South Africa remembers – a blog which looks like it has some interesting info. Thanks to Warwick Hojem for this one.

For users of the South African National Archives, they have launched a new database. Thankfully the old version is still available and I advise continue using that for the present. The new system does not yet contain a date search or download functionality – senior management at the archive confirm that this is being addressed.

2 thoughts on “June 2018”

  1. I am sorry that Eckard Michels felt the need to throw a punch at General Paul Von Lettow-Vorbeck at the end of his otherwise interesting article.

    The mission that von Lettow gave himself in 1914-15 was not that which he followed in 1917-18, because the situation had changed.

    All throughout the war, by keeping the East African front active von Lettow ensured that the Allies had to dedicate much shipping to the campaign that could have been used elsewhere. Also the Indian troops used until the end of 1917 could have been employed in other theatres – Mesopotamia, Macedonia and Palestine. Similarly the South African troops used until 1917 could have been used in France (as could have the white Rhodesians who stayed on the East African battlefield until November 1918).

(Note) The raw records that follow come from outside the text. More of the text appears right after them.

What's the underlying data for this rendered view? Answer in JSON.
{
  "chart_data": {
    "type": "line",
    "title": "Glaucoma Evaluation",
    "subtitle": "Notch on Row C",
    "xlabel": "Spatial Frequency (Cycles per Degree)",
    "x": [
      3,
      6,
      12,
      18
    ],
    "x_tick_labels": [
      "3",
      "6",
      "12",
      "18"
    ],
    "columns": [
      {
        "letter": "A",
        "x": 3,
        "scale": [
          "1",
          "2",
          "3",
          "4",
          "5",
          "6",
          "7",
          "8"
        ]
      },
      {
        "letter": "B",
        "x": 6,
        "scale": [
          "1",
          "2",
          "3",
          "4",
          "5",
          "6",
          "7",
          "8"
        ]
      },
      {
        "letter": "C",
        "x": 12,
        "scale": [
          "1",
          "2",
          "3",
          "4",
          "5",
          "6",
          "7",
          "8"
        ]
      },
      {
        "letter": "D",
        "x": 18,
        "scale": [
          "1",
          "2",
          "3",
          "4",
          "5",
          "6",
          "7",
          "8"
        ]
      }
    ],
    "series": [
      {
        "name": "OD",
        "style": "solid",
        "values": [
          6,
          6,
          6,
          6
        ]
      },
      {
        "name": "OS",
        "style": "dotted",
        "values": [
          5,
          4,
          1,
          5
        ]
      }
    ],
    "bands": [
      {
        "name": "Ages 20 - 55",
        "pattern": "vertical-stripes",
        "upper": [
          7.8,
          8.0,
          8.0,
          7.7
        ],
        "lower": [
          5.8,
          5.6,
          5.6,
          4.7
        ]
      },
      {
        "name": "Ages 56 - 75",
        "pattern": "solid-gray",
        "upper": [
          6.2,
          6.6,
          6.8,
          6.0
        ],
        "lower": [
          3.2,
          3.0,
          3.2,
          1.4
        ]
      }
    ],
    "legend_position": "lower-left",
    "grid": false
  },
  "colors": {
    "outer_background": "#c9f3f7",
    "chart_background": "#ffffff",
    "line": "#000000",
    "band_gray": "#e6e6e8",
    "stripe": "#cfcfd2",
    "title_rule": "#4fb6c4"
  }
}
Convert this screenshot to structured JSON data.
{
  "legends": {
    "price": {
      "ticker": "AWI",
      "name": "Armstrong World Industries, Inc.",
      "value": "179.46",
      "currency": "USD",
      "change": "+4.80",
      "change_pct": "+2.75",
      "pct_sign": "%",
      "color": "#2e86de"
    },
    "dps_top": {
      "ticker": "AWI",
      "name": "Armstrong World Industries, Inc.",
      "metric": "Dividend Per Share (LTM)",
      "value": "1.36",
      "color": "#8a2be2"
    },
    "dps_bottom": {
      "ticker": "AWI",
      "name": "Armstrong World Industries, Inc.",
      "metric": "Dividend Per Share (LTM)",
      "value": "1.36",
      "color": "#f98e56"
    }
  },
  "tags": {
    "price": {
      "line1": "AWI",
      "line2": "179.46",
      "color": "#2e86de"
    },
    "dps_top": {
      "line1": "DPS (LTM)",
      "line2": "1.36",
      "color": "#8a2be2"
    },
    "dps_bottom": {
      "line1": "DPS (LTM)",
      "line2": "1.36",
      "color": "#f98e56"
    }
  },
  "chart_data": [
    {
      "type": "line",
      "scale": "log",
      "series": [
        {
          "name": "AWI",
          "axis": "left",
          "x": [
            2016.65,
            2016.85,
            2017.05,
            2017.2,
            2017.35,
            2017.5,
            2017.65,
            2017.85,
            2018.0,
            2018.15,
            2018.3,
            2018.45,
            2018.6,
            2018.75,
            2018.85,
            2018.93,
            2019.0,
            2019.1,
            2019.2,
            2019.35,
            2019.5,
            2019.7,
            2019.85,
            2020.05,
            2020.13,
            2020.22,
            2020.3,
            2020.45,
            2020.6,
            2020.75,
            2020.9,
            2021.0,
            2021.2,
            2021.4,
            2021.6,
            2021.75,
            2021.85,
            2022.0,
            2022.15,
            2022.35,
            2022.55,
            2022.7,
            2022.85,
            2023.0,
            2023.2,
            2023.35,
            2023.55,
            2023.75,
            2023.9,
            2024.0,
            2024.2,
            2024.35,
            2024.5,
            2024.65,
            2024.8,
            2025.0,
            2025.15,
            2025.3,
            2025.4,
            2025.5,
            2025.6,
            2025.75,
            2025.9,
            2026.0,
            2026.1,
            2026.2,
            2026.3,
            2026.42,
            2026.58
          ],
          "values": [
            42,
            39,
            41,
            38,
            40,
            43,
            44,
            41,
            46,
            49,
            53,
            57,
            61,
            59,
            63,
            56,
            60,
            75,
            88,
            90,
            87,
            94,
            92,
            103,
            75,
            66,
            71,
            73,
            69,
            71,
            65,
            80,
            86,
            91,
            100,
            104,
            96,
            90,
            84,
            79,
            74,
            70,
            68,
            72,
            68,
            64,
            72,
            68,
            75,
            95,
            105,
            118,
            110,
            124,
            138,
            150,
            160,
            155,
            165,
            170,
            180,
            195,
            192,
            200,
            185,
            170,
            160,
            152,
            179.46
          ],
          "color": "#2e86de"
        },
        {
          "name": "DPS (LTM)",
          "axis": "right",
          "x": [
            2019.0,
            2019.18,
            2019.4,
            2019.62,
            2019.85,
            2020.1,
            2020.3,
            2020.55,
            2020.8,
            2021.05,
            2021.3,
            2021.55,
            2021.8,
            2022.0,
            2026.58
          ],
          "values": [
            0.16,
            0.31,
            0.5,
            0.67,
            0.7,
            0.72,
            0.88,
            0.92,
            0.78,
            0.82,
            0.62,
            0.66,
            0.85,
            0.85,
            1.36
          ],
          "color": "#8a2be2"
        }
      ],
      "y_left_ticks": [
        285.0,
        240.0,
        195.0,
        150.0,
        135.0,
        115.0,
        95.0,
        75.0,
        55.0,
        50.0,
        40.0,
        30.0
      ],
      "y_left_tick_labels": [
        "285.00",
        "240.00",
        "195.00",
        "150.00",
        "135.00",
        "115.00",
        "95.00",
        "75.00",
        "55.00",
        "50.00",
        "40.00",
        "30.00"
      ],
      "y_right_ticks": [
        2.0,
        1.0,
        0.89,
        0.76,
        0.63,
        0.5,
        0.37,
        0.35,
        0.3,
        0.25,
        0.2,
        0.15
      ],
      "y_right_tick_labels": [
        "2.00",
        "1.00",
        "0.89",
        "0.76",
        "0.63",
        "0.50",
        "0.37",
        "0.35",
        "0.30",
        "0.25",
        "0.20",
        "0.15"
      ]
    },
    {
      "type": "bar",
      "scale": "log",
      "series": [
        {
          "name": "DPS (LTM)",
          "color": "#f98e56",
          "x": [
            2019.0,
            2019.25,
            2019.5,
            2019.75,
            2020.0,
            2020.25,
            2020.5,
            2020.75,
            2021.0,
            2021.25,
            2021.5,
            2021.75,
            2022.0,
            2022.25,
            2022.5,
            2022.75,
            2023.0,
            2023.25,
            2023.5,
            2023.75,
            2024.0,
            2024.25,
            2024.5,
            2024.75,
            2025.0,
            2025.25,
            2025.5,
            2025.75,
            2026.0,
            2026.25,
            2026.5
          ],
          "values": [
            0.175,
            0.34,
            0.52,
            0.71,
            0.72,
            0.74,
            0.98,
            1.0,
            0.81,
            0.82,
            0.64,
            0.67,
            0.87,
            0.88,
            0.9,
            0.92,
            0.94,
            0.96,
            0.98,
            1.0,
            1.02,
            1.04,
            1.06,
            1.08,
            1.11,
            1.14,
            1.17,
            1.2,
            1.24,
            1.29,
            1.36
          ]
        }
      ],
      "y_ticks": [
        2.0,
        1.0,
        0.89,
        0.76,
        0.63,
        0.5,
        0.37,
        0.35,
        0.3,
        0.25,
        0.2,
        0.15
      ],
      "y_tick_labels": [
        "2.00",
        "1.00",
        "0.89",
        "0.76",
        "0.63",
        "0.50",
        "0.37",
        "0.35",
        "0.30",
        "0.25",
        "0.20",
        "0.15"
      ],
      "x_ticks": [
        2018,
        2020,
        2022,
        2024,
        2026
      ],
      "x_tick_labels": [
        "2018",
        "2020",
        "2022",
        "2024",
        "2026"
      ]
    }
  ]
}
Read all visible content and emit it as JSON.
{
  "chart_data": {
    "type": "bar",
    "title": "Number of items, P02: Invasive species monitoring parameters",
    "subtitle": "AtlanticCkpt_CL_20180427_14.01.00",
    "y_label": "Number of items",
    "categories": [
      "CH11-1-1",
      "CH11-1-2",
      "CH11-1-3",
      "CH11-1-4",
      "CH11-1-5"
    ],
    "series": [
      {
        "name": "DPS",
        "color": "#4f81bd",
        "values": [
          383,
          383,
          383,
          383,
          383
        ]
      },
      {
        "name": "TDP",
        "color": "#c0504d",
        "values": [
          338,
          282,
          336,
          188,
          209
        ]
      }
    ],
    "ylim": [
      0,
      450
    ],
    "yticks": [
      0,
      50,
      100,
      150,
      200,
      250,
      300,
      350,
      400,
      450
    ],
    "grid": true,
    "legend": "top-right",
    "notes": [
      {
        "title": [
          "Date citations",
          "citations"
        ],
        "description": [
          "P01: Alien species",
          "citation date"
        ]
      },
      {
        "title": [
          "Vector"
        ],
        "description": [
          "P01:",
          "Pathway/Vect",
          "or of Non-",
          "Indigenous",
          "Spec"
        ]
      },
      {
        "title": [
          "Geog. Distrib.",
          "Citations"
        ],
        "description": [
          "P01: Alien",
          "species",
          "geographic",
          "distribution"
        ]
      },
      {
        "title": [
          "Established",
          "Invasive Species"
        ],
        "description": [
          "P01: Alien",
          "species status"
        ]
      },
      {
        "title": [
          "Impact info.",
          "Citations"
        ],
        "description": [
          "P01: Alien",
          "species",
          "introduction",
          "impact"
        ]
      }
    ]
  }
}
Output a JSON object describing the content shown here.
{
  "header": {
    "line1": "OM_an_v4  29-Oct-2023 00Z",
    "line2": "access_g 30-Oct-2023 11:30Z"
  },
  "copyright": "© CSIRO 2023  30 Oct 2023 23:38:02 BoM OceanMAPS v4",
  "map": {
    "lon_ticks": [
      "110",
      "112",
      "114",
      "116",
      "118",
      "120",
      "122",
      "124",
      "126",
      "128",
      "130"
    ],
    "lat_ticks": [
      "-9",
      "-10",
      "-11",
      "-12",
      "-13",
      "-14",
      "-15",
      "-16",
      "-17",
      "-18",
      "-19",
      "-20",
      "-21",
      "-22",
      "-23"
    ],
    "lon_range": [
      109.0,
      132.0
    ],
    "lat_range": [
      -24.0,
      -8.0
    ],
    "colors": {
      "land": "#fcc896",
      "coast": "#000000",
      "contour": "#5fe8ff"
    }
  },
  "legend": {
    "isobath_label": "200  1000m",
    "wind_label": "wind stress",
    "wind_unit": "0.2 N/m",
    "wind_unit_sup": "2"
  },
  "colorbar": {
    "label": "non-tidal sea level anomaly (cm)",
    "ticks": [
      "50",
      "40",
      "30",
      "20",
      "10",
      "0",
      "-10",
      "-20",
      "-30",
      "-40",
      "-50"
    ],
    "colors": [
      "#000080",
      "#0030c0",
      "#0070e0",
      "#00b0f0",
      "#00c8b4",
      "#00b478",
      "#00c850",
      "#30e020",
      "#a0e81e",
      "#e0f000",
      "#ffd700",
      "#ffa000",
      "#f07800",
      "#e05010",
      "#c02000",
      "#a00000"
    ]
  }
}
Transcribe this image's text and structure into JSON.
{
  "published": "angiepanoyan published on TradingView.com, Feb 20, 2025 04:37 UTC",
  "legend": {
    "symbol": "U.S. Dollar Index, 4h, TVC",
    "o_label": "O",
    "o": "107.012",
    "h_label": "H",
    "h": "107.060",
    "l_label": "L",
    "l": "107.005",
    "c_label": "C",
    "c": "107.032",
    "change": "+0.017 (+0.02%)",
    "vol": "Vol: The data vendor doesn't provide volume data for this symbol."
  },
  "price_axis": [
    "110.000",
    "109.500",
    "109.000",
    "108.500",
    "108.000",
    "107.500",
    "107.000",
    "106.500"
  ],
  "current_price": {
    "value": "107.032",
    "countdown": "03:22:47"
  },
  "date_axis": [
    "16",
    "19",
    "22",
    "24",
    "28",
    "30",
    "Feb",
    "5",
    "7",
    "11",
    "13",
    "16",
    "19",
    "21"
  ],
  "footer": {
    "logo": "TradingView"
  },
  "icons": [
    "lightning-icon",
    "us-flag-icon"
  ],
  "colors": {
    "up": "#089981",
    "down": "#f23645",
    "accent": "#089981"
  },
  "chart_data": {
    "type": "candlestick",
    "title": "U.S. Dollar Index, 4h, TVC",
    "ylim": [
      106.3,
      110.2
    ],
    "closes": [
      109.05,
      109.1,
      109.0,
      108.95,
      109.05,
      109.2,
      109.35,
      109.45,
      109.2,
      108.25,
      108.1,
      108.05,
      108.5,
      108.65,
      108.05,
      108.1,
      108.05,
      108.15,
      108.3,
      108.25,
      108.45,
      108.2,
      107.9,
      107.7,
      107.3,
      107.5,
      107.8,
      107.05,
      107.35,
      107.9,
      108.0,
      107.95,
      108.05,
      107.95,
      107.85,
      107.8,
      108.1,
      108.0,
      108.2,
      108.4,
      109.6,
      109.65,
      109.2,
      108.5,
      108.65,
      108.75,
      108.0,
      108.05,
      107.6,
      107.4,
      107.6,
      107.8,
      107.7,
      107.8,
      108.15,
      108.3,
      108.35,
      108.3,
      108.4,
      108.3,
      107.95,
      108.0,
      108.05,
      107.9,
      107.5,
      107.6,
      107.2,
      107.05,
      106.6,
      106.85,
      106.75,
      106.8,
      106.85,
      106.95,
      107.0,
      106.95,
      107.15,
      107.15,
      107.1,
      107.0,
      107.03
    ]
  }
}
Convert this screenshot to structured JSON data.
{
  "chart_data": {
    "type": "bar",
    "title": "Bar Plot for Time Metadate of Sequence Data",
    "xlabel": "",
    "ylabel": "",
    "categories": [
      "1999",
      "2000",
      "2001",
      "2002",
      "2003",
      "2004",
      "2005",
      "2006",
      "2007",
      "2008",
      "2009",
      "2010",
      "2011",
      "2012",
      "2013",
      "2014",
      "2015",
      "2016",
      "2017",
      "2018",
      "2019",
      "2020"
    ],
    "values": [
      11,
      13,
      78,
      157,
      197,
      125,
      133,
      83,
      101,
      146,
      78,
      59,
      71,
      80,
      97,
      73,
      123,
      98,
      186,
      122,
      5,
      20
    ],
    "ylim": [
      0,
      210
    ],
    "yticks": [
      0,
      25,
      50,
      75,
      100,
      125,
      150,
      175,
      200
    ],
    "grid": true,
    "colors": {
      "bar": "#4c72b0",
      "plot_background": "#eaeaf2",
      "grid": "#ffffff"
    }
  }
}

    To dump the blame for civilian casualties in East Africa on von Lettow alone is grotesque. The General did his duty as he saw it had to be done, and the Allies failed to defeat him. Why not dump the blame on the Kaiser and Berlin HQ? A soldier in the field does not surrender because of civilian casualties – however much he may dislike those casualties he does his duty (but I appreciate that that thought process is not one that civilian academics without battlefield experience can easily comprehend).

    Paul von Lettow-Vorbeck was an imperfect man, as we all are (and so was a chap called Jesus Christ!). But the General commanded German troops in the only theatre where they were not beaten – that was his strength and his legacy.